To be honest, I am still very much a C++ novice and my understanding of the correlation calculation is limited. I believe I have implemented a moving window of 512 samples, which I then accumulate to pump into the correlation calculation. So in one sense, it is only working one sample at a time, but in another sense, I am accumulating the value of 5 different variables each sample.

The CPU use may be acceptable, but almost certainly there is a way to improve my implementation. You can see from the screenshot that my waveshaper uses very little CPU, because it strictly does only operate on the current sample, and it does simple calculations.

I am guessing that std::sqrt is a potential bottleneck, and there is probably a better/more efficient data structure than the basic array, but I haven’t had the time to instrument my code for profiling yet, so wouldn’t like to guess at optimizations.

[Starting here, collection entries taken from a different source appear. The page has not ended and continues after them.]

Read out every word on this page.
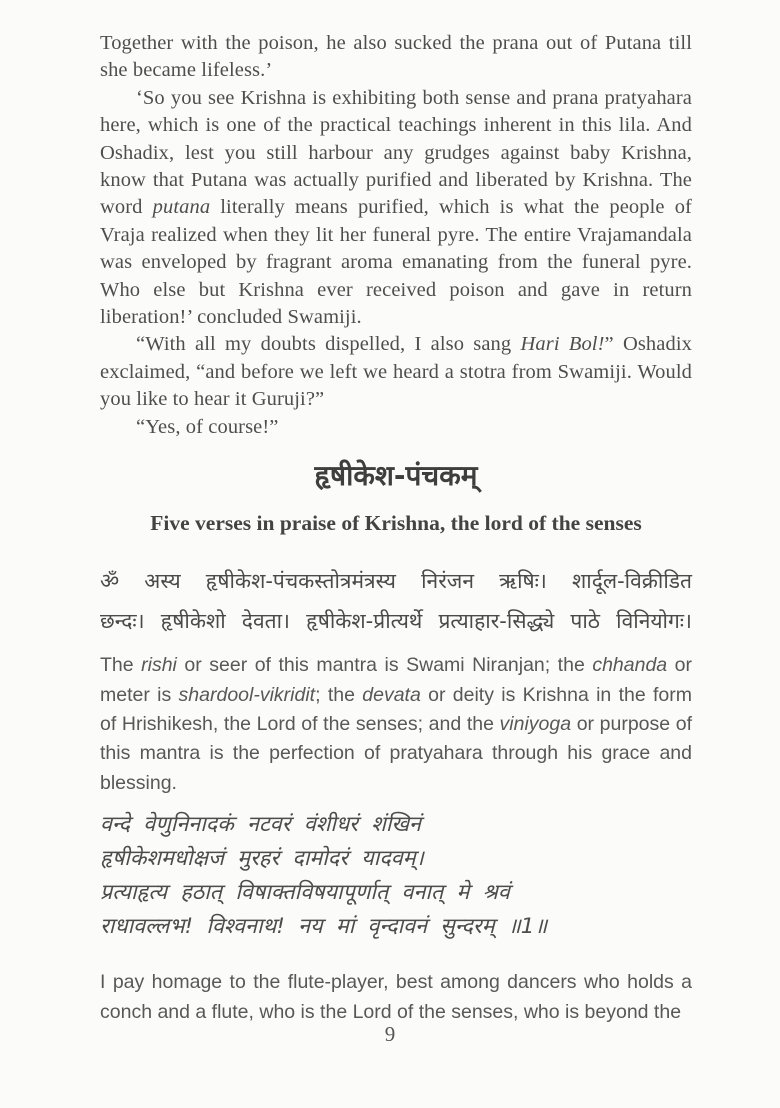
Together with the poison, he also sucked the prana out of Putana till she became lifeless.’

‘So you see Krishna is exhibiting both sense and prana pratyahara here, which is one of the practical teachings inherent in this lila. And Oshadix, lest you still harbour any grudges against baby Krishna, know that Putana was actually purified and liberated by Krishna. The word putana literally means purified, which is what the people of Vraja realized when they lit her funeral pyre. The entire Vrajamandala was enveloped by fragrant aroma emanating from the funeral pyre. Who else but Krishna ever received poison and gave in return liberation!’ concluded Swamiji.

“With all my doubts dispelled, I also sang Hari Bol!” Oshadix exclaimed, “and before we left we heard a stotra from Swamiji. Would you like to hear it Guruji?”

“Yes, of course!”

हृषीकेश-पंचकम्
Five verses in praise of Krishna, the lord of the senses
ॐ अस्य हृषीकेश-पंचकस्तोत्रमंत्रस्य निरंजन ऋषिः। शार्दूल-विक्रीडित
छन्दः। हृषीकेशो देवता। हृषीकेश-प्रीत्यर्थे प्रत्याहार-सिद्ध्ये पाठे विनियोगः।

The rishi or seer of this mantra is Swami Niranjan; the chhanda or meter is shardool-vikridit; the devata or deity is Krishna in the form of Hrishikesh, the Lord of the senses; and the viniyoga or purpose of this mantra is the perfection of pratyahara through his grace and blessing.

वन्दे वेणुनिनादकं नटवरं वंशीधरं शंखिनं
हृषीकेशमधोक्षजं मुरहरं दामोदरं यादवम्।
प्रत्याहृत्य हठात् विषाक्तविषयापूर्णात् वनात् मे श्रवं
राधावल्लभ! विश्वनाथ! नय मां वृन्दावनं सुन्दरम् ॥1॥

I pay homage to the flute-player, best among dancers who holds a conch and a flute, who is the Lord of the senses, who is beyond the

9
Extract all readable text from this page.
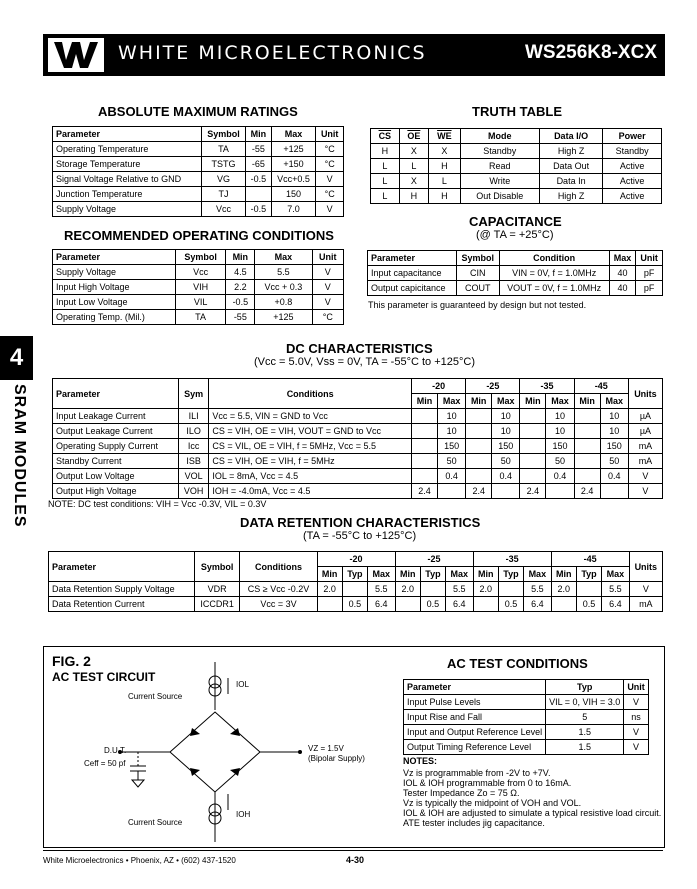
WHITE MICROELECTRONICS	WS256K8-XCX
4
SRAM MODULES
ABSOLUTE MAXIMUM RATINGS
Parameter	Symbol	Min	Max	Unit
Operating Temperature	TA	-55	+125	°C
Storage Temperature	TSTG	-65	+150	°C
Signal Voltage Relative to GND	VG	-0.5	Vcc+0.5	V
Junction Temperature	TJ		150	°C
Supply Voltage	Vcc	-0.5	7.0	V
RECOMMENDED OPERATING CONDITIONS
Parameter	Symbol	Min	Max	Unit
Supply Voltage	Vcc	4.5	5.5	V
Input High Voltage	VIH	2.2	Vcc + 0.3	V
Input Low Voltage	VIL	-0.5	+0.8	V
Operating Temp. (Mil.)	TA	-55	+125	°C
TRUTH TABLE
$\overline{CS}$	$\overline{OE}$	$\overline{WE}$	Mode	Data I/O	Power
H	X	X	Standby	High Z	Standby
L	L	H	Read	Data Out	Active
L	X	L	Write	Data In	Active
L	H	H	Out Disable	High Z	Active
CAPACITANCE
(@ TA = +25°C)
Parameter	Symbol	Condition	Max	Unit
Input capacitance	CIN	VIN = 0V, f = 1.0MHz	40	pF
Output capicitance	COUT	VOUT = 0V, f = 1.0MHz	40	pF
This parameter is guaranteed by design but not tested.
DC CHARACTERISTICS
(Vcc = 5.0V, Vss = 0V, TA = -55°C to +125°C)
Parameter	Sym	Conditions	-20		-25		-35		-45		Units
			Min	Max	Min	Max	Min	Max	Min	Max	
Input Leakage Current	ILI	Vcc = 5.5, VIN = GND to Vcc		10		10		10		10	µA
Output Leakage Current	ILO	CS = VIH, OE = VIH, VOUT = GND to Vcc		10		10		10		10	µA
Operating Supply Current	Icc	CS = VIL, OE = VIH, f = 5MHz, Vcc = 5.5		150		150		150		150	mA
Standby Current	ISB	CS = VIH, OE = VIH, f = 5MHz		50		50		50		50	mA
Output Low Voltage	VOL	IOL = 8mA, Vcc = 4.5		0.4		0.4		0.4		0.4	V
Output High Voltage	VOH	IOH = -4.0mA, Vcc = 4.5	2.4		2.4		2.4		2.4		V
NOTE: DC test conditions: VIH = Vcc -0.3V, VIL = 0.3V
DATA RETENTION CHARACTERISTICS
(TA = -55°C to +125°C)
Parameter	Symbol	Conditions	-20			-25			-35			-45			Units
			Min	Typ	Max	Min	Typ	Max	Min	Typ	Max	Min	Typ	Max	
Data Retention Supply Voltage	VDR	CS ≥ Vcc -0.2V	2.0		5.5	2.0		5.5	2.0		5.5	2.0		5.5	V
Data Retention Current	ICCDR1	Vcc = 3V		0.5	6.4		0.5	6.4		0.5	6.4		0.5	6.4	mA
FIG. 2
AC TEST CIRCUIT
Current Source
IOL
D.U.T.
Ceff = 50 pf
VZ = 1.5V
(Bipolar Supply)
IOH
Current Source
AC TEST CONDITIONS
Parameter	Typ	Unit
Input Pulse Levels	VIL = 0, VIH = 3.0	V
Input Rise and Fall	5	ns
Input and Output Reference Level	1.5	V
Output Timing Reference Level	1.5	V
NOTES:
Vz is programmable from -2V to +7V.
IOL & IOH programmable from 0 to 16mA.
Tester Impedance Zo = 75 Ω.
Vz is typically the midpoint of VOH and VOL.
IOL & IOH are adjusted to simulate a typical resistive load circuit.
ATE tester includes jig capacitance.
White Microelectronics • Phoenix, AZ • (602) 437-1520	4-30
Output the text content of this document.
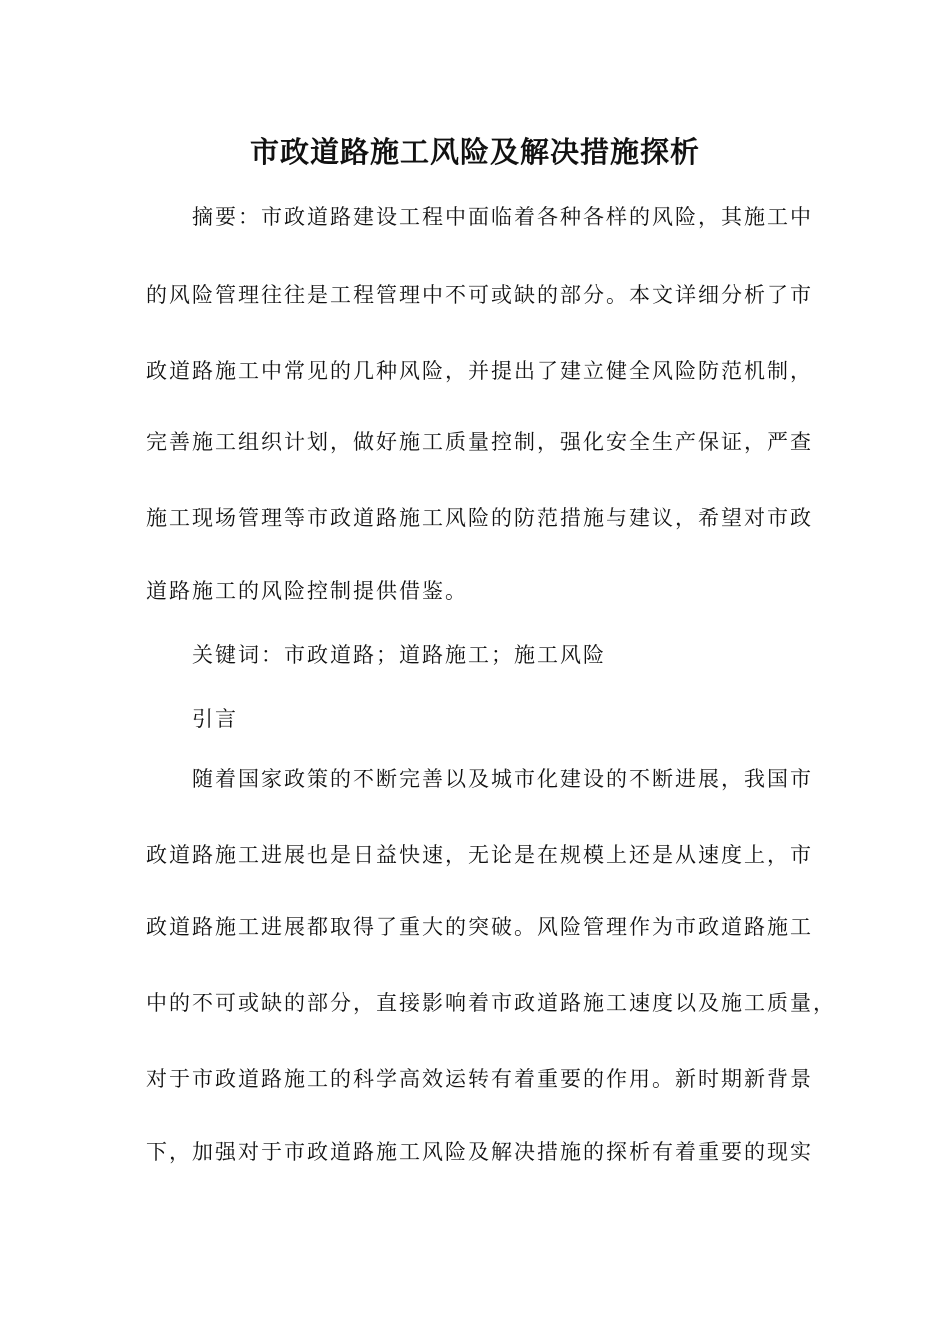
市政道路施工风险及解决措施探析
摘要：市政道路建设工程中面临着各种各样的风险，其施工中
的风险管理往往是工程管理中不可或缺的部分。本文详细分析了市
政道路施工中常见的几种风险，并提出了建立健全风险防范机制，
完善施工组织计划，做好施工质量控制，强化安全生产保证，严查
施工现场管理等市政道路施工风险的防范措施与建议，希望对市政
道路施工的风险控制提供借鉴。
关键词：市政道路；道路施工；施工风险
引言
随着国家政策的不断完善以及城市化建设的不断进展，我国市
政道路施工进展也是日益快速，无论是在规模上还是从速度上，市
政道路施工进展都取得了重大的突破。风险管理作为市政道路施工
中的不可或缺的部分，直接影响着市政道路施工速度以及施工质量，
对于市政道路施工的科学高效运转有着重要的作用。新时期新背景
下，加强对于市政道路施工风险及解决措施的探析有着重要的现实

Also, I ideally wanted to have a way to make the buffer size variable, but not sure that’s really possible with my current implementation

A[bufferCursor % bufferSize] = inputs[CHNL_A_INPUT].getNormalVoltage(0.0f);
float ex = std::accumulate(A.begin(), A.end(), 0.0f);
return ((bufferSize * exy) - (ex * ey)) / std::sqrt(((bufferSize * exx) - (ex * ex)) * ((bufferSize * eyy) - (ey * ey)));

Hmmm, I just realised that about a week ago I was testing out the Vult Wolv module.

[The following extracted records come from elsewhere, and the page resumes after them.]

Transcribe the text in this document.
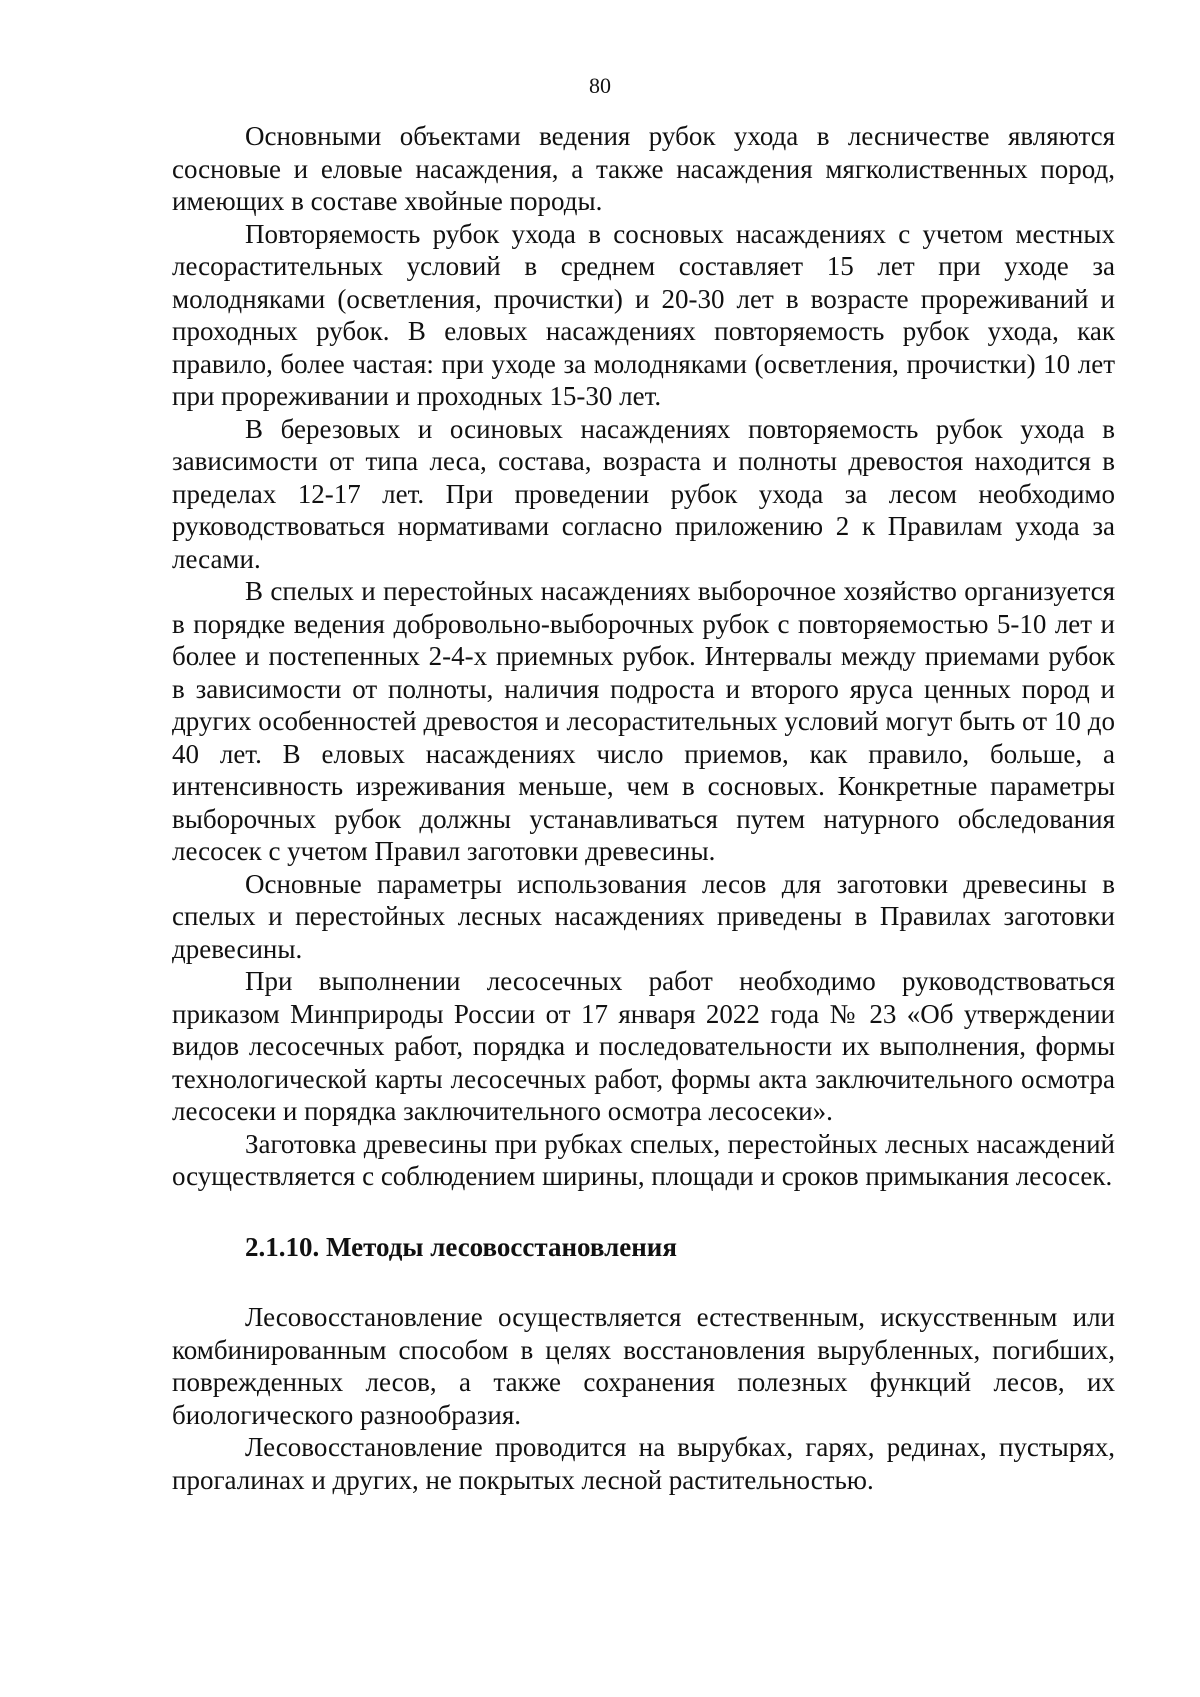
80

Основными объектами ведения рубок ухода в лесничестве являются сосновые и еловые насаждения, а также насаждения мягколиственных пород, имеющих в составе хвойные породы.

Повторяемость рубок ухода в сосновых насаждениях с учетом местных лесорастительных условий в среднем составляет 15 лет при уходе за молодняками (осветления, прочистки) и 20-30 лет в возрасте прореживаний и проходных рубок. В еловых насаждениях повторяемость рубок ухода, как правило, более частая: при уходе за молодняками (осветления, прочистки) 10 лет при прореживании и проходных 15-30 лет.

В березовых и осиновых насаждениях повторяемость рубок ухода в зависимости от типа леса, состава, возраста и полноты древостоя находится в пределах 12-17 лет. При проведении рубок ухода за лесом необходимо руководствоваться нормативами согласно приложению 2 к Правилам ухода за лесами.

В спелых и перестойных насаждениях выборочное хозяйство организуется в порядке ведения добровольно-выборочных рубок с повторяемостью 5-10 лет и более и постепенных 2-4-х приемных рубок. Интервалы между приемами рубок в зависимости от полноты, наличия подроста и второго яруса ценных пород и других особенностей древостоя и лесорастительных условий могут быть от 10 до 40 лет. В еловых насаждениях число приемов, как правило, больше, а интенсивность изреживания меньше, чем в сосновых. Конкретные параметры выборочных рубок должны устанавливаться путем натурного обследования лесосек с учетом Правил заготовки древесины.

Основные параметры использования лесов для заготовки древесины в спелых и перестойных лесных насаждениях приведены в Правилах заготовки древесины.

При выполнении лесосечных работ необходимо руководствоваться приказом Минприроды России от 17 января 2022 года № 23 «Об утверждении видов лесосечных работ, порядка и последовательности их выполнения, формы технологической карты лесосечных работ, формы акта заключительного осмотра лесосеки и порядка заключительного осмотра лесосеки».

Заготовка древесины при рубках спелых, перестойных лесных насаждений осуществляется с соблюдением ширины, площади и сроков примыкания лесосек.

2.1.10. Методы лесовосстановления

Лесовосстановление осуществляется естественным, искусственным или комбинированным способом в целях восстановления вырубленных, погибших, поврежденных лесов, а также сохранения полезных функций лесов, их биологического разнообразия.

Лесовосстановление проводится на вырубках, гарях, рединах, пустырях, прогалинах и других, не покрытых лесной растительностью.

I totally forgot about this, but it must have unconsciously influenced my experimental waveshaper module.

I just checked it out though, and our algorithms are different enough I think that my module will still have value. But this is what I was meaning about needing to add some “spice” to the waveshaper, I want to ensure that it does something interesting.

Anyway, thanks for the inspiration Vult!

I may be off base, but looking at your post I think the issue is that for every sample you are doing std::accumulate of the entire bufferSize of samples. Submarine was talking about doing a running window so that for each sample you only need to look at that one. Maybe he can provide more info.

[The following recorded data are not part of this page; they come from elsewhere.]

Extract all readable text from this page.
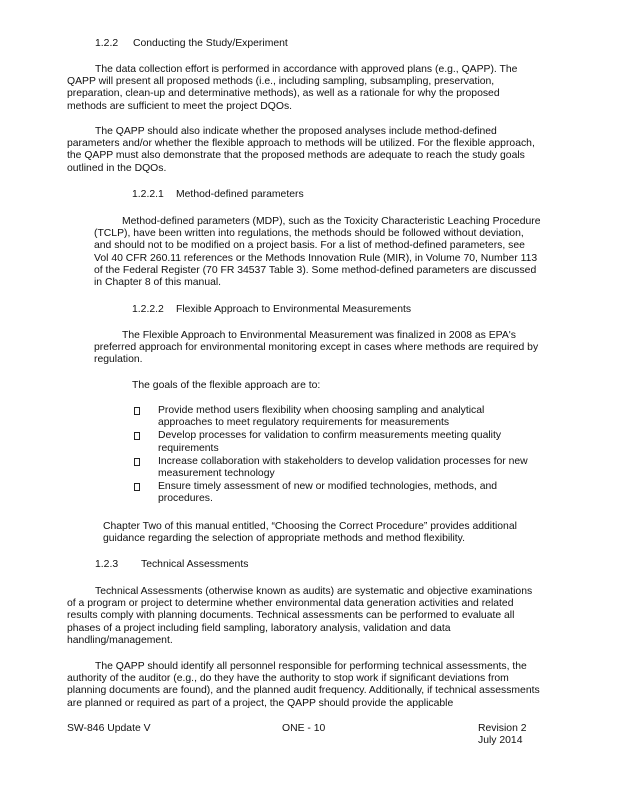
1.2.2 Conducting the Study/Experiment

The data collection effort is performed in accordance with approved plans (e.g., QAPP). The QAPP will present all proposed methods (i.e., including sampling, subsampling, preservation, preparation, clean-up and determinative methods), as well as a rationale for why the proposed methods are sufficient to meet the project DQOs.

The QAPP should also indicate whether the proposed analyses include method-defined parameters and/or whether the flexible approach to methods will be utilized. For the flexible approach, the QAPP must also demonstrate that the proposed methods are adequate to reach the study goals outlined in the DQOs.

1.2.2.1 Method-defined parameters

Method-defined parameters (MDP), such as the Toxicity Characteristic Leaching Procedure (TCLP), have been written into regulations, the methods should be followed without deviation, and should not to be modified on a project basis. For a list of method-defined parameters, see Vol 40 CFR 260.11 references or the Methods Innovation Rule (MIR), in Volume 70, Number 113 of the Federal Register (70 FR 34537 Table 3). Some method-defined parameters are discussed in Chapter 8 of this manual.

1.2.2.2 Flexible Approach to Environmental Measurements

The Flexible Approach to Environmental Measurement was finalized in 2008 as EPA's preferred approach for environmental monitoring except in cases where methods are required by regulation.

The goals of the flexible approach are to:

Provide method users flexibility when choosing sampling and analytical approaches to meet regulatory requirements for measurements
Develop processes for validation to confirm measurements meeting quality requirements
Increase collaboration with stakeholders to develop validation processes for new measurement technology
Ensure timely assessment of new or modified technologies, methods, and procedures.

Chapter Two of this manual entitled, “Choosing the Correct Procedure” provides additional guidance regarding the selection of appropriate methods and method flexibility.

1.2.3 Technical Assessments

Technical Assessments (otherwise known as audits) are systematic and objective examinations of a program or project to determine whether environmental data generation activities and related results comply with planning documents. Technical assessments can be performed to evaluate all phases of a project including field sampling, laboratory analysis, validation and data handling/management.

The QAPP should identify all personnel responsible for performing technical assessments, the authority of the auditor (e.g., do they have the authority to stop work if significant deviations from planning documents are found), and the planned audit frequency. Additionally, if technical assessments are planned or required as part of a project, the QAPP should provide the applicable

SW-846 Update V	ONE - 10	Revision 2
July 2014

Sure sqrt isn’t super fast, but you are only doing one, so I think you could get away with that. There is a more efficient approximation in the plugin sdk I think, but not sure.

I think the issue is that for every sample you are doing std::accumulate of the entire bufferSize of samples

Yes, I can see how using the std::accumulate for 5 different arrays of 512 items could be a bottleneck. Any suggestions there?

The correlation equation I am using is really a statistical correlation, rather than being specifically for signals or waveforms.

My understanding is that it is calculating the correlation between X & Y throughout the window, that is why I am summing the whole buffer, and also why I want a variable buffer size.

For an LFO a longer buffer would be able to more accurately calculate the correlation of the longer wavelength, where as for high frequency signals, a shorter buffer would perform better.

The window size has some relationship to the wavelength, at least in my intention it does.

For example in this crude diagram, the correlation between the top and bottom signals is fairly obvious in the green window, but what is the correlation in the yellow window?

I don’t currently understand how you could calculate the correlation using one sample, unless that correlation was literally the difference between the two signals at that single sample.

I’ve never done it. Read @carbon14 's post and ask him for a code example.

Read @carbon14 's post and ask him for a code example

Yep, will do once I get some more time to work on things

Also, by the way, when I was researching phase correlation, I did read that typically for audio signals, phase correlation meters use a window of 50ms to 100ms, that is why I chose the 512 buffer length as my array size.

But obviously the key part there is “audio” signals, and the typical use of a phase correlation meter would be on signals that are identical or very similar but slightly out of phase, rather than my more experimental usage, to generate a CV where the two signals can be totally unrelated (thus generating interesting correlation patterns).

sounds like your approach is on the mark - play around and see what works, right?